Stay-at-home parents looking to return to the workforce are about half as likely to receive callbacks for jobs than unemployed parents, according to research by UNC’s Kate Weisshaar.
The study, which was published in the Harvard Business Review found that employers are more likely to view stay-at-home parents as “less reliable, less deserving of a job, and … less committed.”
For the research, Weisshar sent fictitious CVs to real job openings. She developed three CV types: currently employed applicants with no employment gaps, unemployed applicants and stay-at-home parent applicants (job gap of 18 months).

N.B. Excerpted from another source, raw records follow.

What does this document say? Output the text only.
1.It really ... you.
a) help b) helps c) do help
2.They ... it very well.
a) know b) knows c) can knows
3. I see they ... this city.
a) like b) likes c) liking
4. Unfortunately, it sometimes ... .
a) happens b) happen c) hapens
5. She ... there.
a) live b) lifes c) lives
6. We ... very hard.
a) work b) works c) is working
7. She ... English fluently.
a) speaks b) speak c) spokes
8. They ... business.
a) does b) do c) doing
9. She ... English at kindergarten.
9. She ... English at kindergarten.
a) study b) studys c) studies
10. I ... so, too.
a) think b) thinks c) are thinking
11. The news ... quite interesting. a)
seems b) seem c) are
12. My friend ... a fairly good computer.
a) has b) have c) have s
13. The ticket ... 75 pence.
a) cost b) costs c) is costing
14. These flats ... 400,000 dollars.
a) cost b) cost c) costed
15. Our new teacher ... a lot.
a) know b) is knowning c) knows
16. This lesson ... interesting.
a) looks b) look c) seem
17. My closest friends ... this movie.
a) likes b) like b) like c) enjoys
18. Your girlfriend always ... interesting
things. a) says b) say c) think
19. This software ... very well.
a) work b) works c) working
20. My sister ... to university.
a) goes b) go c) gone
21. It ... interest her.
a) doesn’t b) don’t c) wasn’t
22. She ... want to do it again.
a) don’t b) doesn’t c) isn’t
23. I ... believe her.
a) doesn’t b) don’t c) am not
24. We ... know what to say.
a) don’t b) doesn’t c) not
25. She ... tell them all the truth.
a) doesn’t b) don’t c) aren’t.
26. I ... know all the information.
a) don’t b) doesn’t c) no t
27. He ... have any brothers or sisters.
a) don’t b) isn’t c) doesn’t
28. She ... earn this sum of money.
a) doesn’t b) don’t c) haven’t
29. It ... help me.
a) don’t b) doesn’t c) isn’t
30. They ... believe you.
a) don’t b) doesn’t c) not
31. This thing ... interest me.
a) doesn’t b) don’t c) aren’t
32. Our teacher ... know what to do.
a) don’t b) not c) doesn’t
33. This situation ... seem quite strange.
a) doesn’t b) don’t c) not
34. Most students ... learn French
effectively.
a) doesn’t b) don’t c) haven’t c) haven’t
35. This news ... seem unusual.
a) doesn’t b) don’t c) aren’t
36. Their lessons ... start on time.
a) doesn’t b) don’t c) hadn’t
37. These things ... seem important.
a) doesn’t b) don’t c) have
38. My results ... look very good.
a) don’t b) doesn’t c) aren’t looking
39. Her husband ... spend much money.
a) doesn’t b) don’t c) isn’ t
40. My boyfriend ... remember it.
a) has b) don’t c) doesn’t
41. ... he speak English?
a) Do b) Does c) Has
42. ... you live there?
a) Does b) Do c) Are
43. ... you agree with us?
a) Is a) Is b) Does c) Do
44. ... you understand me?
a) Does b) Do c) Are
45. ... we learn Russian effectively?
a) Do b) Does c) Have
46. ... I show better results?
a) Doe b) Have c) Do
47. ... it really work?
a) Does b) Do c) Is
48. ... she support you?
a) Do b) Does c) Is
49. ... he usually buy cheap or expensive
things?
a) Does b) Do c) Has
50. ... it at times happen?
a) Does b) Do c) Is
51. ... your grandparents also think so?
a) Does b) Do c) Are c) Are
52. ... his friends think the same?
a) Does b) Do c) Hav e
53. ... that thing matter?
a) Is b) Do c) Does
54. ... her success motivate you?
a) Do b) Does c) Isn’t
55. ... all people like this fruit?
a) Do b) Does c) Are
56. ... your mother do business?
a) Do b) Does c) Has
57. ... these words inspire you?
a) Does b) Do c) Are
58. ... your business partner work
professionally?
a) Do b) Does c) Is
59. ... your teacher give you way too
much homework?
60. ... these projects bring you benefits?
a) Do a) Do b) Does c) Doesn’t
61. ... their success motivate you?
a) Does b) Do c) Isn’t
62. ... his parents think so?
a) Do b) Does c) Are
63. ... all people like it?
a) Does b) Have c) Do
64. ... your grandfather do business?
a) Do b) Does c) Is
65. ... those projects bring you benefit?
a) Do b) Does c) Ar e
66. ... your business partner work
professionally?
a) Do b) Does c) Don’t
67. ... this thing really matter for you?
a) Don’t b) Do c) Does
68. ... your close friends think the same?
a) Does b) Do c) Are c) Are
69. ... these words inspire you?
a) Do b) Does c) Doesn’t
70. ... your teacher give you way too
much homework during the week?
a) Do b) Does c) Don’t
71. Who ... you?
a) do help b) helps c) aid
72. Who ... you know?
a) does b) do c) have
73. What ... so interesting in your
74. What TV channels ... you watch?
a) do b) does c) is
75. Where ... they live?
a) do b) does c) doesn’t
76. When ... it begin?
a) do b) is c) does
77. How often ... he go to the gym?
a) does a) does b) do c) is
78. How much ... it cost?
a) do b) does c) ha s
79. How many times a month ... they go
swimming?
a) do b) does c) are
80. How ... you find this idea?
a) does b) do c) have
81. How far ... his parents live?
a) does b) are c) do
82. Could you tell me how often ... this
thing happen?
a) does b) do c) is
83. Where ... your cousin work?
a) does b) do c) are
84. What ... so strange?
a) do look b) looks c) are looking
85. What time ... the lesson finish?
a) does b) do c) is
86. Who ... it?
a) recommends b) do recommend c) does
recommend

The fictitious CVs all implied that the applicants were parents, had a similar experience level, number of jobs and skills.
In total, she sent out 3,374 CVs to jobs in 50 US cities for roles like accountants, software engineers, HR managers and marketing directors.
Through her research, she found that stay-at-home parents were half as likely to get a callback as unemployed parents and only one third as likely as employed parents.
The results were similar for both mothers and fathers.
Likelihood of receiving callback:
Employed mothers: 15.3%
Unemployed mothers: 9.7%
Stay-at-home mothers: 4.9%
Employed fathers: 14.6%
Unemployed fathers: 8.8%
Stay-at-home fathers: 5.4%
Weisshar also found that people viewed both unemployed applicants and stay-at-home applicants as less capable than continuously employed applicants, perhaps thinking their skills had become rustier while they were not working.
If employers continue to be unwelcoming towards stay-at-home parents in the workplace they are not only marginalising a large group, they are also shrinking an already small talent pool.